The current approach to this problem is to:
// Pseudo code
Set batch to total_num_ffts needed.
last_sucessfull = 0
// Now here's where things get fabulous sausage making in progress... turn the crank... mmm sausage)
while( forever_and_a_few_nanoseconds )
create the 2 plans. 1 forward and 1 reverse. This allocates memory for the plan.
allocate memory for forward data and reverse transforms (2 total - out-of-place).
allocate memory for fft filter
check if either of the above failed
if failed batch is to big
deallocate all requested gpu memory
prev = batch
// go half way to last sucessfull
batch = batch - (batch - last_sucessfull)/2;
// we may have a good batch num, but because of bidirecional divide by 2 search
// it could be too small
last_sucessful = batch
temp = batch;
// go half way between previous (failed) and current batch.

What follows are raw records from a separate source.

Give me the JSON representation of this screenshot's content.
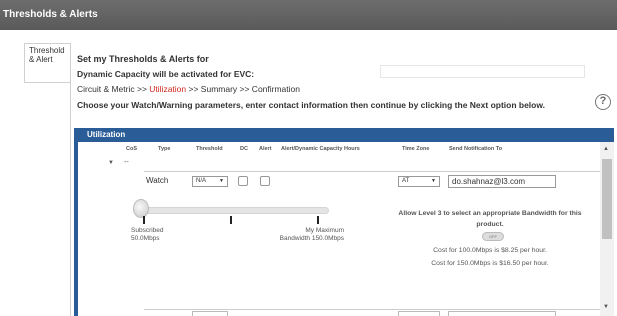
{
  "window": {
    "title": "Thresholds & Alerts"
  },
  "side_tab": {
    "label": "Threshold & Alert"
  },
  "header": {
    "line1": "Set my Thresholds & Alerts for",
    "line2": "Dynamic Capacity will be activated for EVC:"
  },
  "breadcrumb": {
    "step1": "Circuit & Metric >> ",
    "step2": "Utilization",
    "step3": " >> Summary >> Confirmation"
  },
  "instructions": "Choose your Watch/Warning parameters, enter contact information then continue by clicking the Next option below.",
  "help_icon": {
    "glyph": "?",
    "icon": "question-mark-icon"
  },
  "panel": {
    "title": "Utilization",
    "columns": [
      "CoS",
      "Type",
      "Threshold",
      "DC",
      "Alert",
      "Alert/Dynamic Capacity Hours",
      "Time Zone",
      "Send Notification To"
    ]
  },
  "group": {
    "expand_icon": "triangle-down-icon",
    "label": "--"
  },
  "row": {
    "type": "Watch",
    "threshold": "N/A",
    "timezone": "AT",
    "notify_email": "do.shahnaz@l3.com"
  },
  "slider": {
    "left_label_1": "Subscribed",
    "left_label_2": "50.0Mbps",
    "right_label_1": "My Maximum",
    "right_label_2": "Bandwidth 150.0Mbps"
  },
  "bandwidth": {
    "allow_text": "Allow Level 3 to select an appropriate Bandwidth for this product.",
    "toggle_text": "OFF",
    "cost1": "Cost for 100.0Mbps is $8.25 per hour.",
    "cost2": "Cost for 150.0Mbps is $16.50 per hour."
  },
  "colors": {
    "title_bar": "#5f5f5f",
    "panel_header": "#2a5c97",
    "active_step": "#d0271d"
  }
}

batch = batch + (prev - batch) / 2;
// See if we found a good batch for our plan
if( prev == batch )
sausage_making = complete
// the below needs to be checked as state of gpu could change next time arround
serialize magic batch num to a file for later use for this gpu
break // out dancing
use batch and total_num_batches to chunk up data using a planner for multiple gpu transfers
This is the current … err ummm … approach
This could have been avoided (and maybe there is another way) if the createPlan1D,2D,3D,Many were of the form:
// Why batch is int and not size_t ??? same could be asked for all functions in this lib
int batch = num_batches_requested;
// this would provided guaranteed memory allocation at the time of the request
cufftHandle* plan, int nx,cufftType type,
void* data_buff, void * fft_buff
so batch requested is sent in, but batch is updated with
what is possible along with num_chunks (number of times
to perform gpu data transfers) and
num_overflow_mod_remainer either zero or remaining
number of batches which must be performed in last
remaining chunk. so total num chunks is num_chunks+1 if
there are remaining uneven chunks.
or if a planner function could be provided
cufftHandle* plan, int nx, cufftType type,
size_t& batch, size_t& num_chunks,
calculate what is possible and return batch, num_chunks, and num_overflow_mod_remainer to user
num_chunks = total_num_ffts / batch as flored int
num_overflow_mod_remainer is the number of overflow: total_num_ffts % batch
Performance has it’s price… paid in the denomination of asrprin tablets.